Any film that loses a key member of a movie during production due to tragic circumstances has to think long and hard about what they are going to do. Whether it be Brandon Lee before The Crow would be released or Vic Morrow for Twilight Zone: The Movie, the key stakeholders need to rally around as a group. Moving on to decide how they are going to honor their work and legacy.
This was the situation Universal had to encounter on November 30, 2013. Seeing their lead star for Furious 7 perish in a car accident alongside his friend Roger Rodas. Traveling at over 100 mph in a Porsche Carrera GT, the vehicle would veer off the road into a light pole, killing both men instantly.
Studio Urged Patience Over Heartbreaking Decision
Sitting down on The Bill Simmons Podcast, producer Neal Moritz opened up for the first time about that painful process in late 2013. Sure that the footage would be discarded and the movie canceled as a result, he said that calmer heads would prevail.
"I can't watch the movie anymore, because I know that if I watch it right now, I would cry," he admitted. "Paul was the greatest guy I've ever met. He was a real guy's guy. Girls loved him. Guys loved him. He was so full of life, a surfer, outdoorsman, more than an actor, even though he was really good at what he did. He was just the greatest guy in the world. Honestly, when that happened, when his passing happened, when that accident happened, we were like, 'We're not gonna finish the movie.' We'd done over half the movie. We were like 'We can't finish the movie. We just can't do it.' And Universal said take some time. Think about it. See what you guys want to do. We didn't know what to do. We didn't know what we could do or what we should do."

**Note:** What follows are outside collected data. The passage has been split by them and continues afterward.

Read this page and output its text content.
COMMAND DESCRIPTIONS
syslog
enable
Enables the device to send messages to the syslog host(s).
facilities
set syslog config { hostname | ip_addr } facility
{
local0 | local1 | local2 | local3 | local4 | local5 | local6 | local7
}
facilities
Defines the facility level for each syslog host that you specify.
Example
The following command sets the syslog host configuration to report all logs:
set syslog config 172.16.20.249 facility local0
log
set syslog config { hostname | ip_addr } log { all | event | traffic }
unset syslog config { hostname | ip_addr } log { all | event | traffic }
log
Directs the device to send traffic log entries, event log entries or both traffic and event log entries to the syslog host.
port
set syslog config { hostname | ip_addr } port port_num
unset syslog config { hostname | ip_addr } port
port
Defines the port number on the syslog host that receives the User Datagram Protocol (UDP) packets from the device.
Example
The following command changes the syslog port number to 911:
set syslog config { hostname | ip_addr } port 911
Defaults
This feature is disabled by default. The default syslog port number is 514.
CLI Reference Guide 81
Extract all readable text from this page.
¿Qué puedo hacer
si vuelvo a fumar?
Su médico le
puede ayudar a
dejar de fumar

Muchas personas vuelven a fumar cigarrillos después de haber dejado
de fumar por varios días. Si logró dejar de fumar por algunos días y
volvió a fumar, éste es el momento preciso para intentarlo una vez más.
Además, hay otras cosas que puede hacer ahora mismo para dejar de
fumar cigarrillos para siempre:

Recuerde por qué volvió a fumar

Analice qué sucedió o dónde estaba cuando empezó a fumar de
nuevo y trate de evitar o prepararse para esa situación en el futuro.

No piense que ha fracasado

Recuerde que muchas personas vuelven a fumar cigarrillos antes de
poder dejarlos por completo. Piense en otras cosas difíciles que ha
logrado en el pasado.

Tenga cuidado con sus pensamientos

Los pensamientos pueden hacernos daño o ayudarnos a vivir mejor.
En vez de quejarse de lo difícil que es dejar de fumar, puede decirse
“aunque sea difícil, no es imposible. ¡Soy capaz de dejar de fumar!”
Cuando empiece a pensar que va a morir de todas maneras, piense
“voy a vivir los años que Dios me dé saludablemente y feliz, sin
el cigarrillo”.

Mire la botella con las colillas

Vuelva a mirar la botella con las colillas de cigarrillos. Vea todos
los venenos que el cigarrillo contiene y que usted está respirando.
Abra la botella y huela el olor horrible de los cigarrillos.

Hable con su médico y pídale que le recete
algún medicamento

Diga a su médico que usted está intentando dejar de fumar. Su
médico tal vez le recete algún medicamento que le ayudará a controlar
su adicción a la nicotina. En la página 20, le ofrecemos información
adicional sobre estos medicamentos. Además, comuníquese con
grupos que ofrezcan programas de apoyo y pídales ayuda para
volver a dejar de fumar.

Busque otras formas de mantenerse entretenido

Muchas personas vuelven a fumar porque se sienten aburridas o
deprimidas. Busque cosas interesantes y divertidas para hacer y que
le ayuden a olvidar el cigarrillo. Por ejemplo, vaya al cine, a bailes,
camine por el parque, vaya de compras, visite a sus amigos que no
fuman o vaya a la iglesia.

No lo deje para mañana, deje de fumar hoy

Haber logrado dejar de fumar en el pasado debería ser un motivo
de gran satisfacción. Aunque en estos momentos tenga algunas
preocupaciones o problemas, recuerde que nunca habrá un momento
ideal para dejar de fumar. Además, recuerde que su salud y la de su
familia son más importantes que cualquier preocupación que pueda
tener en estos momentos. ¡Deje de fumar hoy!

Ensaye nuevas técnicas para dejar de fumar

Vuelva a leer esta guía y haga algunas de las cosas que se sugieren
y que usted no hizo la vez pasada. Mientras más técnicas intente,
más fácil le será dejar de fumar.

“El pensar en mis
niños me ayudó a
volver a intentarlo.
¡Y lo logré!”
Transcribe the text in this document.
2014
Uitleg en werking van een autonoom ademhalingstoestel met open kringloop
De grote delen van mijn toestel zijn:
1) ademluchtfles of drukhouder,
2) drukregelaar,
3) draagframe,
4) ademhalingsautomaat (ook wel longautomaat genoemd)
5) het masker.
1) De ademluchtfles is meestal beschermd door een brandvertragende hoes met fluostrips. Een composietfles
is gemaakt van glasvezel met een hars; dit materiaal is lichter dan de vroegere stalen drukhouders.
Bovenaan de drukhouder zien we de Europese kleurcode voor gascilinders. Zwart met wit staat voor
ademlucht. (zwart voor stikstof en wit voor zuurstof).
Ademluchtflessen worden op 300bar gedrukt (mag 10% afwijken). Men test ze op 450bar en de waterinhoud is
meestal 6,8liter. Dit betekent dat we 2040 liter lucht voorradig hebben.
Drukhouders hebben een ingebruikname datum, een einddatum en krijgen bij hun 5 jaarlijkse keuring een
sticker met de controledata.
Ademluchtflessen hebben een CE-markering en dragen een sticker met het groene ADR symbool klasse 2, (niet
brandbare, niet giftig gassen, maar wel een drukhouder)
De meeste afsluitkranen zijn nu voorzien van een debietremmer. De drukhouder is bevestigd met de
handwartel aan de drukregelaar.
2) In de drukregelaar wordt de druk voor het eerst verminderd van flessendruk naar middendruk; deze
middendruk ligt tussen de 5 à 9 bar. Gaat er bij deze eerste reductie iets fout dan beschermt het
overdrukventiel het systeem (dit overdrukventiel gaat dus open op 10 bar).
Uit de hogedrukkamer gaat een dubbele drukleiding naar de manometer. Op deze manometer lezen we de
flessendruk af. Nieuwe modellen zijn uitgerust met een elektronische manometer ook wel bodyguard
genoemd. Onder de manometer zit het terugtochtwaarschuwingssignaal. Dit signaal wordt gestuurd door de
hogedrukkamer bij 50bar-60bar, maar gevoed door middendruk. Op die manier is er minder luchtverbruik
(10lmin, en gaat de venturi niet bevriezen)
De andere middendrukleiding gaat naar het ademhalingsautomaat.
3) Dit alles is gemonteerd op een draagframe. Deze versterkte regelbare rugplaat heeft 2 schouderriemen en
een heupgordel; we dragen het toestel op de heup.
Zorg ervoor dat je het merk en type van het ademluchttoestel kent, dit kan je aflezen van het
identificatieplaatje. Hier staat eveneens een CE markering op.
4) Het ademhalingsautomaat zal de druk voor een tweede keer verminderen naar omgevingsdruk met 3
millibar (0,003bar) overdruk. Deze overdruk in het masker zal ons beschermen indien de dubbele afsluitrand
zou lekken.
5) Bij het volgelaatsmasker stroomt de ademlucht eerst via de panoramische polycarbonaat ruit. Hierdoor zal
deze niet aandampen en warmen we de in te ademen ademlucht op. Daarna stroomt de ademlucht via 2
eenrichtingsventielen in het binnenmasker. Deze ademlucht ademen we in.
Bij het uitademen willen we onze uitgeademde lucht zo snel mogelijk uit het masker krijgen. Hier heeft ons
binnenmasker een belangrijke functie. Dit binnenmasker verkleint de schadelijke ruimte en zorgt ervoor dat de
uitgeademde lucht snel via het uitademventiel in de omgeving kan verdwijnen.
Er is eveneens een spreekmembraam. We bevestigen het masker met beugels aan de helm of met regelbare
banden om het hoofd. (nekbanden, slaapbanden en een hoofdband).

Writers and Musicians Tie Up Loose Ends With Powerful Farewell
Debating whether or not Walker's character Brian O'Connor should be killed, Moritz told the show that screenwriter Chris Morgan had a much more apt idea instead.
"It wasn't until Chris Morgan came up with the idea at the end of the road splitting that we knew we had a way, a path to the end of this movie. Then we had to work our way backwards and figure out with the footage we already had existing and with the special effects things we were able to do, how we could make that story work. That scene, in combination with that song, it was perfect. That song was written for the movie. We have these songwriting camps, where we show songwriters the movie, or particular scenes, and we showed them this scene, and said, 'Here's what we're looking for.'"
Then it would be a case of Charlie Puth and Wiz Khalifa stepping in at the right moment, offering a track that would not have a dry eye in the house.
"I remember when I heard that first melody that Charlie Puth wrote, we knew we had something incredible," said Moritz. "There was talk about, 'Is Charlie Puth going to be the artist? Or are we going to replace him with someone else?' I was so glad that we went with his soulful version, with Wiz Khalifa on top, and I just think it's the perfect combination of music and film. People ask me if we're ever disappointed that we're not honored with awards, and I say the only award that I ever thought we got bypassed for, that we should have really got, was at the Academy Awards, that song wasn't nominated, and should have won. There was no song more fitting to a movie, to the emotion or the picture, than that song, in the history of cinema, as far as I'm concerned."